# Clinton river



## mencelewski (Sep 4, 2012)

Ive been looking into Michigan steelhead fishing and I've heard nice things about th Clinton river does anyone know some good spots. What's your thoughts.


----------



## zydar323 (Jul 31, 2012)

Not intending to bash the clinton, considering I am a steelhead virgin currently, but it is a tough fishery. I have been out half a dozen times this fall so far when time allows, and Have yet to even hook up with one. I am the family trout fisherman, and am determined to hook up with a steelhead to accomplish my goal of catching every species of michigan trout this year, but it requires alot of work, and alot of time. If you have the time and patience to spend the time getting to know the river, then It will surely pay off as many people catch nice steelhead from the clinton. but if you dont have the time, then go north or west of us. there are far better waters out there than the clinton. 
Good luck, and let us know if you go out.

As for advise, google map the river. you will be able to see plenty of parks that follow the river, and that is where most people start(including me)


----------



## The Downstream Drift (Feb 27, 2010)

Fall steelhead fishing on the Clinton can be very tough. We do not get a "huge" run of fish like some of the northern rivers so opportunities to hookup in the fall are pretty limited.

My suggest is to hit one of the local parks and keep your fly in the water. I see alot of guys that say they have never hooked a steelhead down there in the fall but all I ever see them doing is making two casts into a run and then talking to the guys on the bank. 
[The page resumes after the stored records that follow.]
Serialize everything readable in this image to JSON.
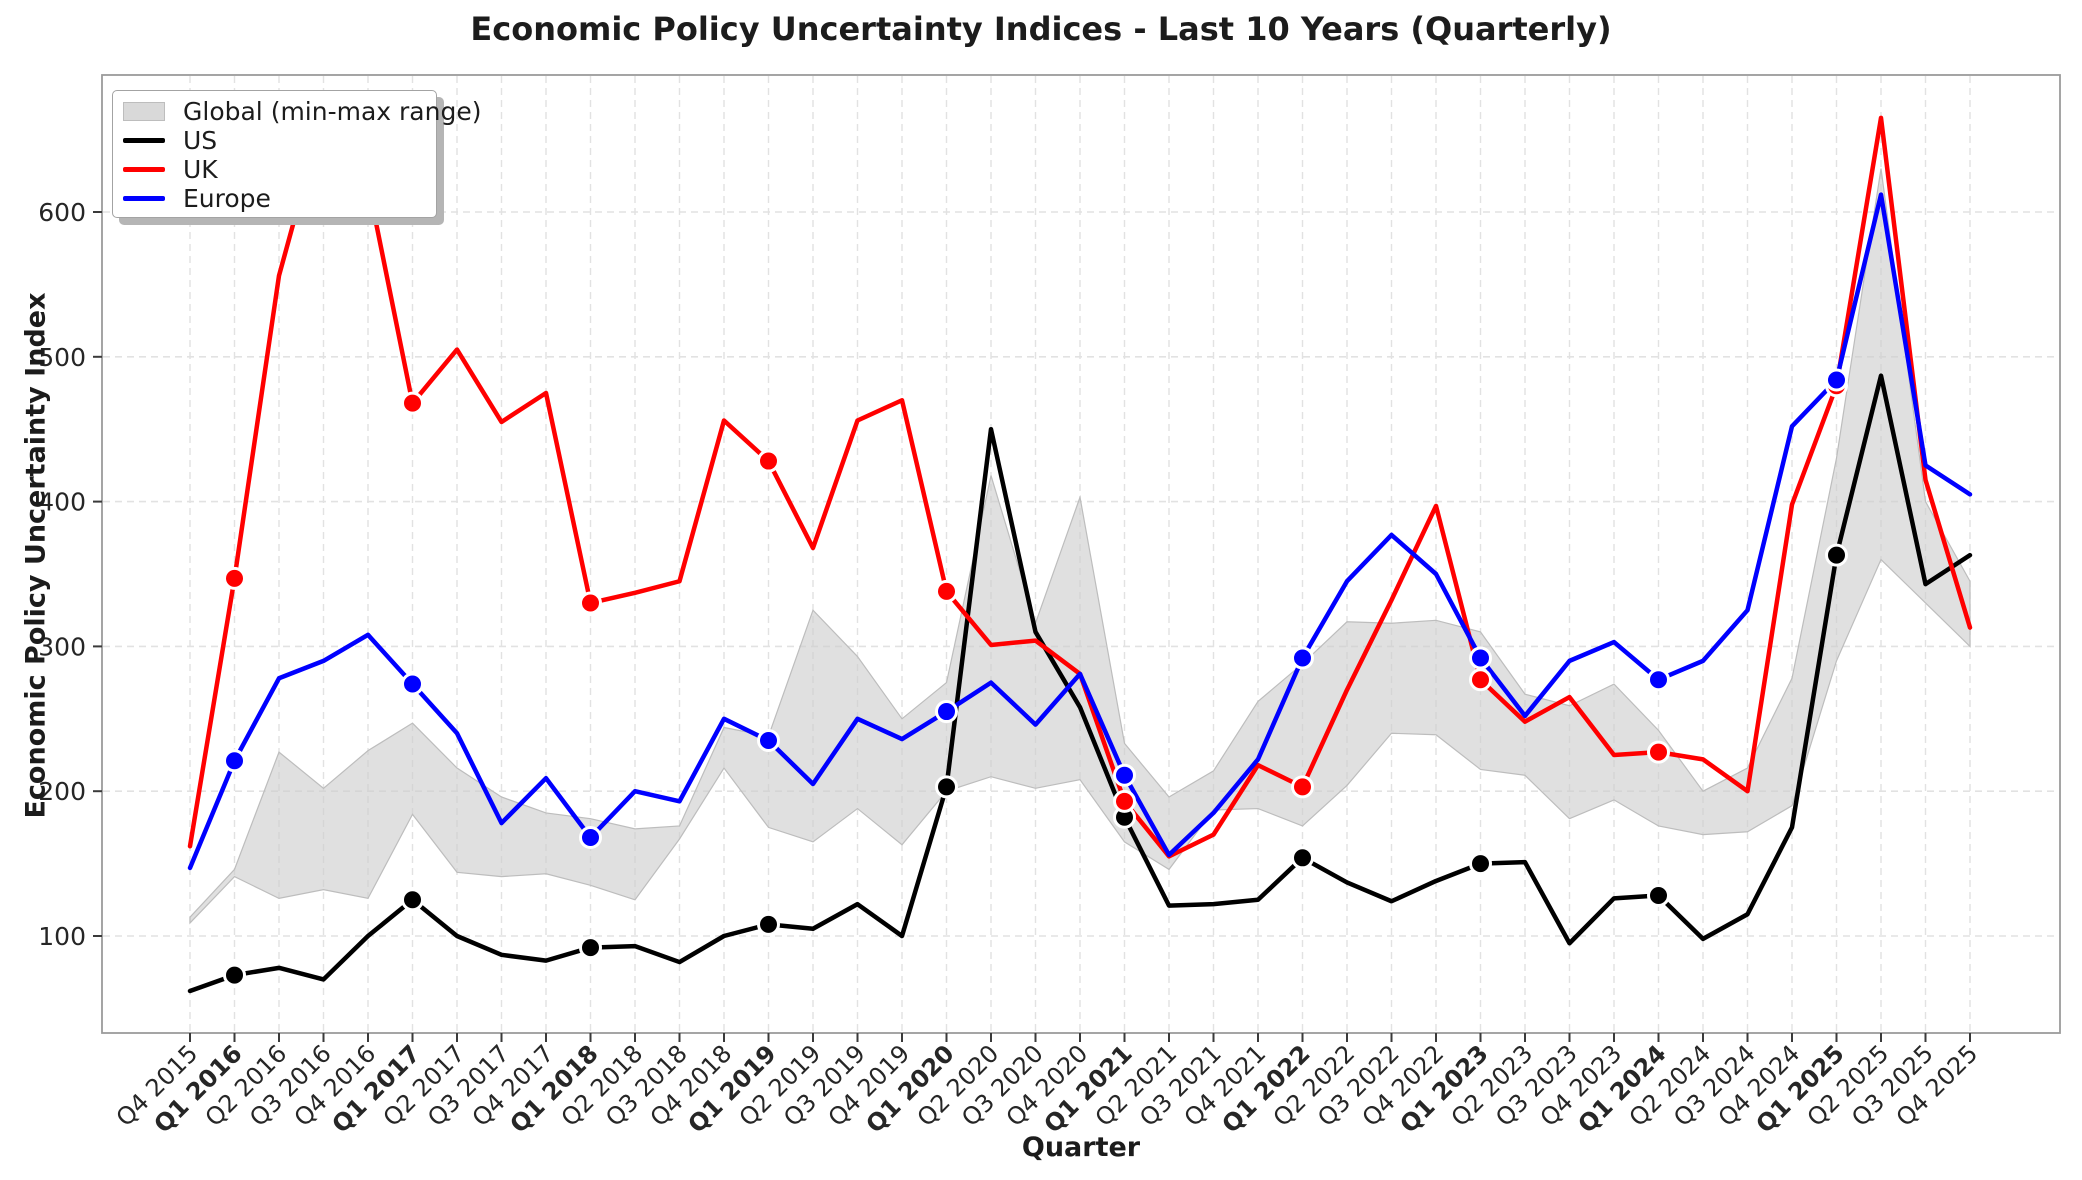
{
  "figure": {
    "background_color": "#ffffff",
    "grid_color": "#e2e2e2",
    "spine_color": "#9b9b9b",
    "tick_color": "#3a3a3a",
    "text_color": "#1c1c1c"
  },
  "legend": {
    "position": "upper-left",
    "items_order": [
      "band",
      "US",
      "UK",
      "Europe"
    ]
  },
  "chart_data": {
    "type": "line",
    "title": "Economic Policy Uncertainty Indices - Last 10 Years (Quarterly)",
    "xlabel": "Quarter",
    "ylabel": "Economic Policy Uncertainty Index",
    "ylim": [
      33,
      695
    ],
    "y_ticks": [
      100,
      200,
      300,
      400,
      500,
      600
    ],
    "grid": "dashed-both-axes",
    "x_tick_rotation_deg": 45,
    "bold_x_ticks_prefix": "Q1",
    "categories": [
      "Q4 2015",
      "Q1 2016",
      "Q2 2016",
      "Q3 2016",
      "Q4 2016",
      "Q1 2017",
      "Q2 2017",
      "Q3 2017",
      "Q4 2017",
      "Q1 2018",
      "Q2 2018",
      "Q3 2018",
      "Q4 2018",
      "Q1 2019",
      "Q2 2019",
      "Q3 2019",
      "Q4 2019",
      "Q1 2020",
      "Q2 2020",
      "Q3 2020",
      "Q4 2020",
      "Q1 2021",
      "Q2 2021",
      "Q3 2021",
      "Q4 2021",
      "Q1 2022",
      "Q2 2022",
      "Q3 2022",
      "Q4 2022",
      "Q1 2023",
      "Q2 2023",
      "Q3 2023",
      "Q4 2023",
      "Q1 2024",
      "Q2 2024",
      "Q3 2024",
      "Q4 2024",
      "Q1 2025",
      "Q2 2025",
      "Q3 2025",
      "Q4 2025"
    ],
    "band": {
      "label": "Global (min-max range)",
      "color": "#cdcdcd",
      "edge_color": "#bdbdbd",
      "opacity": 0.62,
      "min": [
        109,
        141,
        126,
        132,
        126,
        184,
        144,
        141,
        143,
        135,
        125,
        167,
        216,
        175,
        165,
        188,
        163,
        200,
        210,
        202,
        208,
        165,
        146,
        187,
        188,
        176,
        204,
        240,
        239,
        215,
        211,
        181,
        194,
        176,
        170,
        172,
        190,
        290,
        360,
        330,
        300
      ],
      "max": [
        113,
        146,
        227,
        202,
        228,
        247,
        216,
        196,
        185,
        181,
        174,
        176,
        244,
        238,
        325,
        293,
        250,
        275,
        418,
        316,
        403,
        233,
        196,
        214,
        262,
        288,
        317,
        316,
        318,
        310,
        267,
        259,
        274,
        242,
        200,
        216,
        278,
        430,
        630,
        400,
        345
      ]
    },
    "marker_indices": [
      1,
      5,
      9,
      13,
      17,
      21,
      25,
      29,
      33,
      37
    ],
    "series": [
      {
        "name": "US",
        "color": "#000000",
        "values": [
          62,
          73,
          78,
          70,
          100,
          125,
          100,
          87,
          83,
          92,
          93,
          82,
          100,
          108,
          105,
          122,
          100,
          203,
          450,
          310,
          258,
          182,
          121,
          122,
          125,
          154,
          137,
          124,
          138,
          150,
          151,
          95,
          126,
          128,
          98,
          115,
          175,
          363,
          487,
          343,
          363
        ]
      },
      {
        "name": "UK",
        "color": "#ff0000",
        "values": [
          162,
          347,
          556,
          668,
          620,
          468,
          505,
          455,
          475,
          330,
          337,
          345,
          456,
          428,
          368,
          456,
          470,
          338,
          301,
          304,
          281,
          193,
          155,
          170,
          218,
          203,
          270,
          332,
          397,
          277,
          248,
          265,
          225,
          227,
          222,
          200,
          398,
          480,
          665,
          415,
          313
        ]
      },
      {
        "name": "Europe",
        "color": "#0000ff",
        "values": [
          147,
          221,
          278,
          290,
          308,
          274,
          240,
          178,
          209,
          168,
          200,
          193,
          250,
          235,
          205,
          250,
          236,
          255,
          275,
          246,
          281,
          211,
          156,
          185,
          222,
          292,
          345,
          377,
          350,
          292,
          252,
          290,
          303,
          277,
          290,
          325,
          452,
          484,
          612,
          425,
          405
        ]
      }
    ]
  }
}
Put in your time, make plenty of good presentations and don't set your expectations too high. One fish a week from now until the first of March would be a pretty good fall/winter season.


----------



## Robert Holmes (Oct 13, 2008)

People on this site are not going to tell you their good spots, you will have to find your own, and you do that by fishing. The best time to hook up on a steelhead would be early morning and about 11:00 am when the water warms up a little. Watch for them to rise after wigglers. Once you see one rise work on it a little and see if you can get a hit. Works well for me.


----------



## Maverick1 (Jan 28, 2009)

Honestly you may want to look into getting a guide and tell them your expectations about what you want your trip to be about. 

I always get a guide when fishing new species, trying new methods or fishing new water. I don't have a ton of extra time to "figure it out" on some of my west side trips, so a take an educational guided trip. Look at it as higher learning for fishing. I can spend a week trying to dual it in or can spend a half day on the water with an expert and learn just enough to be very effective. 

I did it on the Clinton to start and now I know that water like the back of my hand. I spent a fall going fishless, took a winter guide trip (didn't catch one fish on that trip, but learned what i was doing wrong) and now I consistently catch fish in that system. Just ask anyone who I fish with. 

As an added Benefit you'll probably meet or get introduced to the Clinton Crew. Once you put your time in and and become friends with these guys, you'll always know when, where and how to catch fish.

See you on the water.

Brett
Paul Young Trout Unlimited


----------



## Copcheck (Dec 5, 2011)

Since I live in SE Michigan I fish the Clinton only when I can't get up North.

It's my fallback river when I have an itch to get out, however I really don't have high expectations when I fish it. There are steelhead in there for sure and as everyone says you have to put in the time.

I've found that you have to be a little more selective of the flies you use.

Unlike the Northern rivers, I put away egg patterns on the Clinton. Maybe it's me, but I've had better luck with nymphs and various hex patterns along with the occasional stone.

Also rather than line up at the dam at Yates or the park stretch, take a walk down the trail on the mill said and there are lots of good spots to fish. I feel like I can relax more back there and it feels more "up Northy" to me.

Good luck.


----------